The story is built around the old traditions
of crofting and droving in Scotland. Drovers and their dogs keep the cattle
moving on long treks from the Highlands and Islands to the markets on the other
side of the country. As they then stay to oversee the selling of their stock,
their dogs make their own way home. This book reverses the process in that we
first experience the dogs’ return, which, serendipitously for Sandy, a young
boy running away from the ill treatment he’s been getting from the farmer to whom
his mother sold him, coincides with his escape. It also reverses beautifully
the assumptions we have about the relationship between humans and dogs because,
as the author makes clear, it’s the two dogs who are in charge on this journey
as they herd Sandy along the route they’ve chosen. They’re going home and
taking Sandy with them.
To avoid spoilers, I’ll say nothing about
how the story develops once they reach their destination. It does, though,
involve yet another reversal as the dogs leave home again and Sandy goes with
them; a new outward journey for them, a return for him.

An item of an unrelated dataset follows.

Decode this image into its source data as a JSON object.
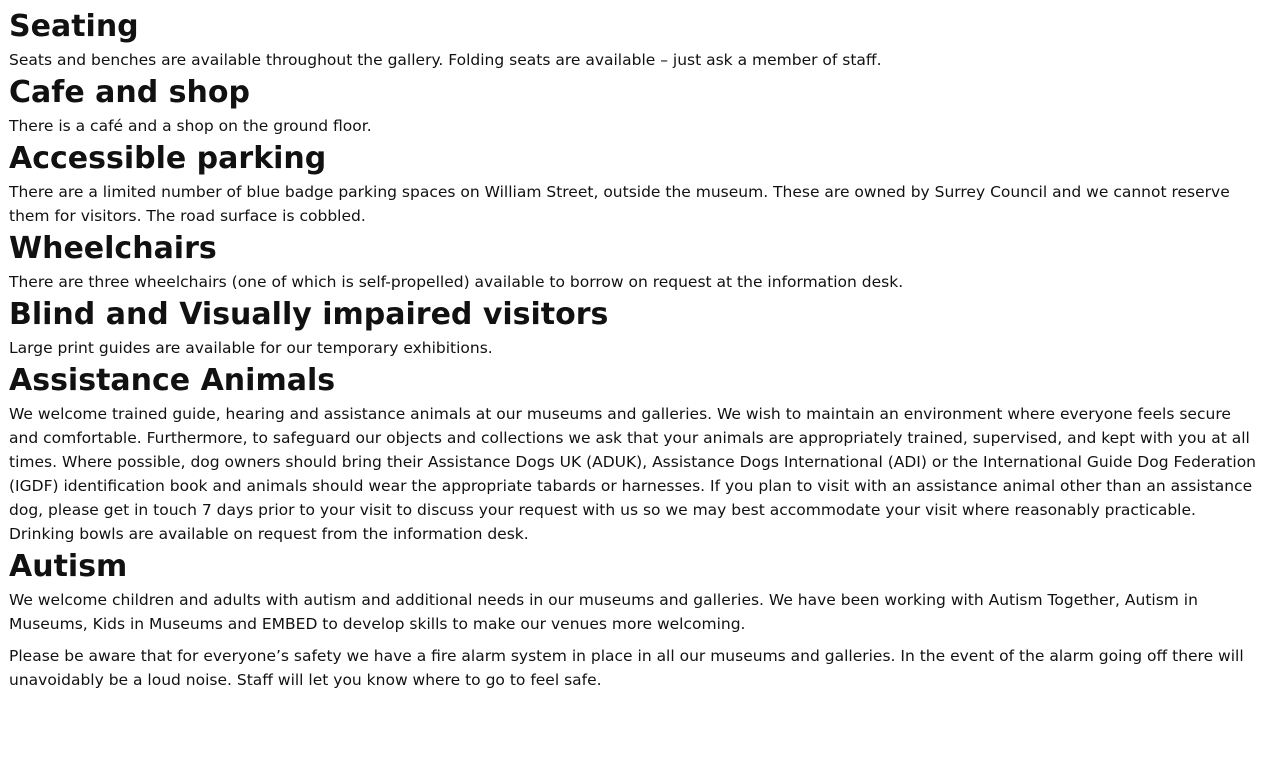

Add to all this the
fact that I read the whole book on my own 2½ hour train journey from the East
of Scotland to the West and there’s a satisfying symmetry about the whole
thing.
It was a joy to read. There were hardships
aplenty for Sandy, and the author spares us little of the deprivations the poor
had to suffer. The precarious and often cruel nature of rural life in 19th
century Scotland is carefully sketched. The characters, including those of the
dogs, are conveyed in light but telling touches, and the overall style has a
warmth and a tenderness that, for all the indignities that Sandy has to suffer
and the unfairness of the laws governing child labour, hints at where true
nobility and humanity lie. This is the Scotland of myth and romance, but this
author knows better than to trade in stereotypes. She tells the whole story,
the good and the bad; hinting at the social and economic changes that affect
the whole way of life of these people and will affect them even more powerfully
as new ways of travelling and doing business are developed. But at the story’s
core, it’s always the people who matter: Sandy, the drovers, the crofters, the
families, and of course the dogs. It’s a realistic, unsentimental yet happy tale,
made all the more touching by the fact that the narrator is Sandy himself, but
as a grown man who can convey the immediacy of his sufferings and joys as a boy
but put it all in the wider context of his own maturity and the changes he has
seen in life in Scotland.
Forget about Brigadoon. This is really what
it was like. And it’s a terrific story, beautifully told.